How can I transcribe my audio in ChatGPT?

The honest answer depends on what "my audio" is:

That third bucket is where most people get stuck. They assume ChatGPT does what voice mode does for any audio file — it doesn't. Live mic and pre-recorded file are two completely different code paths inside the app.

Is it free to use ChatGPT for audio transcription?

Voice mode is free on chatgpt.com accounts with a daily cap on minutes. Sustained use hits the cap and bounces you back to text-only for the rest of the day. Plus ($20/month) raises the cap substantially; Team and Enterprise raise it further.

The custom-connector path is free to set up — connectors themselves don't cost anything. You pay only for the transcription work the connector does. With VTS that's 300 minutes per month on the free tier, then 6¢/min from your wallet, or a flat 25 hours/month on Pro. No markup for going through ChatGPT versus going to VTS directly.

The Whisper API (for developers writing scripts) is pay-per-use — currently around half a cent per minute of audio. Cheap, but you have to write the integration yourself.

How to make a transcribe — the three working flows

"Make a transcribe" usually means: I have something I want turned into text — what do I actually click? Here's the shortest path for each input shape.

If it's a live conversation (you talking)

1
Open the ChatGPT mobile app or Desktop app.

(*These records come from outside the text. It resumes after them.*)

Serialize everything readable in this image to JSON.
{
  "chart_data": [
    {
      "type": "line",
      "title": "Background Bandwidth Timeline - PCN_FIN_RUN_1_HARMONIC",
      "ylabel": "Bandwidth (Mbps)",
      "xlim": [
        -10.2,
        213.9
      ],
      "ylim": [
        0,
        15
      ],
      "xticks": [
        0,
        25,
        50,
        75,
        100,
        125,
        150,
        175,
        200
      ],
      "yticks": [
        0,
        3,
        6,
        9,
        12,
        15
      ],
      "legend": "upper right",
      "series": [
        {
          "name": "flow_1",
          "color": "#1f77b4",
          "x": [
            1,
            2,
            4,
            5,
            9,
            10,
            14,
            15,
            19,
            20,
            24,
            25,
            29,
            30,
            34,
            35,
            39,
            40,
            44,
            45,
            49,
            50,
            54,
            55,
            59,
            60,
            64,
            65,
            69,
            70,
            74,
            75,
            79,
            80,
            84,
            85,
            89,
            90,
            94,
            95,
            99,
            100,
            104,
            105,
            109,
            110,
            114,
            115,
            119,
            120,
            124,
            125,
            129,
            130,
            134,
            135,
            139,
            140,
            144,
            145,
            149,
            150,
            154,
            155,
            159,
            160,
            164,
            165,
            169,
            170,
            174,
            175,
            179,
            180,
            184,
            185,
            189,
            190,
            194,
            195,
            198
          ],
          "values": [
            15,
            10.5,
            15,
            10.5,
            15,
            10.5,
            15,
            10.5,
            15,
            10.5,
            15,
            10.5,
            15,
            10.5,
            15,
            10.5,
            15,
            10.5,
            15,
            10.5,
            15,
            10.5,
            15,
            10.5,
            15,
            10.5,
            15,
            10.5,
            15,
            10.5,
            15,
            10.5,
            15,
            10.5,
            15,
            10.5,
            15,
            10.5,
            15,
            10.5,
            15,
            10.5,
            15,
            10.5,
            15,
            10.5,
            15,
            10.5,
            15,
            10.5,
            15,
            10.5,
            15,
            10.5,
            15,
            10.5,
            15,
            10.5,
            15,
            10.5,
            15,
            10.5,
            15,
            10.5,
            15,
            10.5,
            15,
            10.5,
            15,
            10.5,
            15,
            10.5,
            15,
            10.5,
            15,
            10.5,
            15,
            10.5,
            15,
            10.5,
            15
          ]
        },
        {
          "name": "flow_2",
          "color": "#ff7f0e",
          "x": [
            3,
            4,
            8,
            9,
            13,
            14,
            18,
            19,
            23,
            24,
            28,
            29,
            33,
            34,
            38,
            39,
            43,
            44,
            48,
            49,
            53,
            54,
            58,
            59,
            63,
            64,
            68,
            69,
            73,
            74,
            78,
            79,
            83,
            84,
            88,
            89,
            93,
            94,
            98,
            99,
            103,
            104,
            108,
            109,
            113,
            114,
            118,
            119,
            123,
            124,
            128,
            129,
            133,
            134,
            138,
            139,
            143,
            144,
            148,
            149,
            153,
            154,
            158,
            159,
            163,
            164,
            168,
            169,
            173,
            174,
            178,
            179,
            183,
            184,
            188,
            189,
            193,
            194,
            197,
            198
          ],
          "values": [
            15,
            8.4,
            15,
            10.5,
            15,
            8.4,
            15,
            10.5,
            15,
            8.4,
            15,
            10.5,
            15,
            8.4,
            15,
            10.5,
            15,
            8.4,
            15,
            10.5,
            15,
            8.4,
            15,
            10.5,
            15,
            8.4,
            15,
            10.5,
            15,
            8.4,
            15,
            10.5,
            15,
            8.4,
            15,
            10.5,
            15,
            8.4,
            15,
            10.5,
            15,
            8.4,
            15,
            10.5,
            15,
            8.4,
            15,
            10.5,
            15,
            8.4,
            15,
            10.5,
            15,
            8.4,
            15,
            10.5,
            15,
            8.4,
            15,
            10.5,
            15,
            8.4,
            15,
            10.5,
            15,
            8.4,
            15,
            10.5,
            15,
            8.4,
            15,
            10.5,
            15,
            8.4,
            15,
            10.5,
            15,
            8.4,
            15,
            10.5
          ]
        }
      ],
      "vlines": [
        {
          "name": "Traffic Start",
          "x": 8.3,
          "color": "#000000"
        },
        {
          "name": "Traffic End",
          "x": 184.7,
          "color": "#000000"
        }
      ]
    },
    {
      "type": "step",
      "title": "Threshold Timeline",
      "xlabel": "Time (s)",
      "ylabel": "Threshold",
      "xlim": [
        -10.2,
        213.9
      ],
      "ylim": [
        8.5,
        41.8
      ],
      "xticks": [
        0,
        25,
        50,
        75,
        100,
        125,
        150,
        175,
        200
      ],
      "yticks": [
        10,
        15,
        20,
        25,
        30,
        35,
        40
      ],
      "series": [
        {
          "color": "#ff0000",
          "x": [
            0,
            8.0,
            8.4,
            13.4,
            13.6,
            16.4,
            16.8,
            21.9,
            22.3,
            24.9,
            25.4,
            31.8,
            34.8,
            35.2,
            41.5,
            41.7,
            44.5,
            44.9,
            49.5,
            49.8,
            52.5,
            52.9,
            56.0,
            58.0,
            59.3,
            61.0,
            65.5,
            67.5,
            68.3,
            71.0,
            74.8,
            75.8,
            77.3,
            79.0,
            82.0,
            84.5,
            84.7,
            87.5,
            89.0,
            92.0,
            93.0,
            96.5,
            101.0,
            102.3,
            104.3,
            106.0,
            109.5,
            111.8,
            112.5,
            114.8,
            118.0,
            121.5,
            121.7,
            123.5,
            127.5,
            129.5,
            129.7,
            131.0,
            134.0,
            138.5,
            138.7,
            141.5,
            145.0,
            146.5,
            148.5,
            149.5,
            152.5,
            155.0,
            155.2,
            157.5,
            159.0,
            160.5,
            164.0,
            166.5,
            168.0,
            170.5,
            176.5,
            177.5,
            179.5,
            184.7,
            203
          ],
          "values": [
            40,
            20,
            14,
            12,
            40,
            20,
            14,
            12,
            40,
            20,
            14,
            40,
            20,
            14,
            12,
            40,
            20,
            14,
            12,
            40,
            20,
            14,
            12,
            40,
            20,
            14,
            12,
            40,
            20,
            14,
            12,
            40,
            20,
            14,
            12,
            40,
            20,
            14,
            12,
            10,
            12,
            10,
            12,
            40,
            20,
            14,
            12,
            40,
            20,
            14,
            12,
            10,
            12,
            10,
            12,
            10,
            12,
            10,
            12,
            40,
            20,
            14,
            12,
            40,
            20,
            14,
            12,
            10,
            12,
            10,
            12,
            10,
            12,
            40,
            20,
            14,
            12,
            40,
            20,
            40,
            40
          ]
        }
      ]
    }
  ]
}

Voice mode isn't on the web yet.

2
Tap the headphones icon

in the bottom-right of any chat (mobile) or the mic icon in the composer (Desktop).

3
Talk.

ChatGPT transcribes you in real time. Tap end-call when you're done; the full text conversation stays in your chat history.

If it's a YouTube or Facebook link

1
Add the VTS connector once.

Go to chatgpt.com → your avatar → SettingsConnectorsAdd custom connector. Paste the server URL https://vts.askgiya.com/mcp and name it "VTS Transcription." Click Sign in and approve the OAuth prompt. Takes about 60 seconds.

2
Paste the link in any chat with a clear ask.

For example: "Transcribe this YouTube video and pull the three best quotes with timestamps: https://www.youtube.com/watch?v=..."

3
Wait 30 seconds to a few minutes

depending on length. ChatGPT shows "Using VTS Transcription…" while it works, then drops the transcript card into the chat and answers your follow-up question in the same turn.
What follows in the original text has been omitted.